Hey there. My OC 703 panels arrived today and it's time to make the frames out of 1x2's. Butt joint, nail gun, etc.

Do I make backs for these or leave them open? If backs, what to use? Pegboard?

All suggestions welcomed. :bigsmile:


----------



## tcarcio (Jun 27, 2007)

I left mine open because I figured that they are going on the wall so it will have backing anyway. Maybe Bryan will chime in but if you want to put a backing on it thin plywood or even the pegboard like you said should work fine. Even when they sell kit's they usually only supply a frame.http://www.gikacoustics.com/images/product_room_kits.gif


----------



## tonyvdb (Sep 5, 2007)

Chicken wire would work well for a backing as it holds the insulation in place but allows it to stay light.


----------



## Rancho5 (Aug 20, 2009)

Chicken wire...nice. Does the back HAVE to be there or can I leave it empty?


----------



## tonyvdb (Sep 5, 2007)

empty is fine also if everything stays in place.


----------



## bpape (Sep 14, 2006)

Absolutely. Don't put a solid back on them. If you use 1x3 and friction fit 2" 703 into the frame, they'll stay in place with no back and give you 1/2" air gap to make them reach a little deeper.

Bryan


----------



## Rancho5 (Aug 20, 2009)

bpape said:


> Absolutely. Don't put a solid back on them. If you use 1x3 and friction fit 2" 703 into the frame, they'll stay in place with no back and give you 1/2" air gap to make them reach a little deeper.
> 
> Bryan


Great idea! Thanks.

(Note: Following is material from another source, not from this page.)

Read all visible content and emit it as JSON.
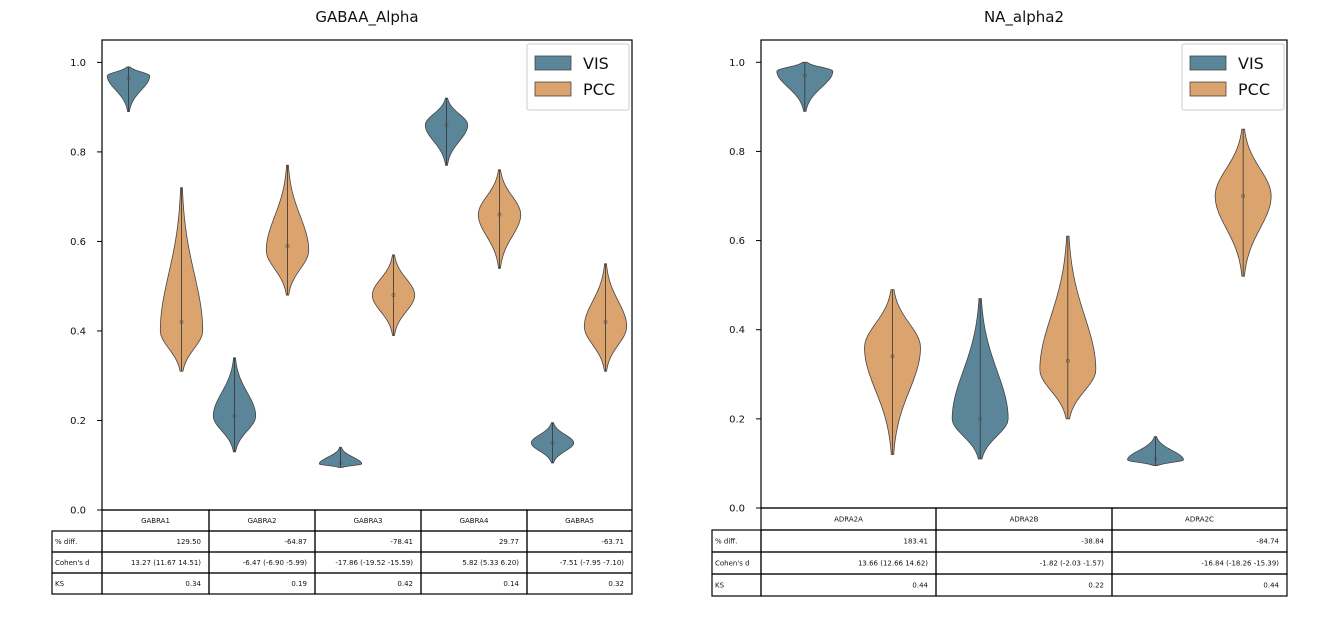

I never would have thought of the friction fit and the air gap being both being solved by the 1x3.


----------



## ggallaway (May 13, 2008)

Would the acoustic properties be hindered by attaching cotton/poly batting to the back (to keep any fiberglass/rockwool out of the air)?


----------



## bpape (Sep 14, 2006)

That'll be fine. It won't change a thing.

You can also just staple some muslin to the inner rear perimeter of the frame.

Bryan


----------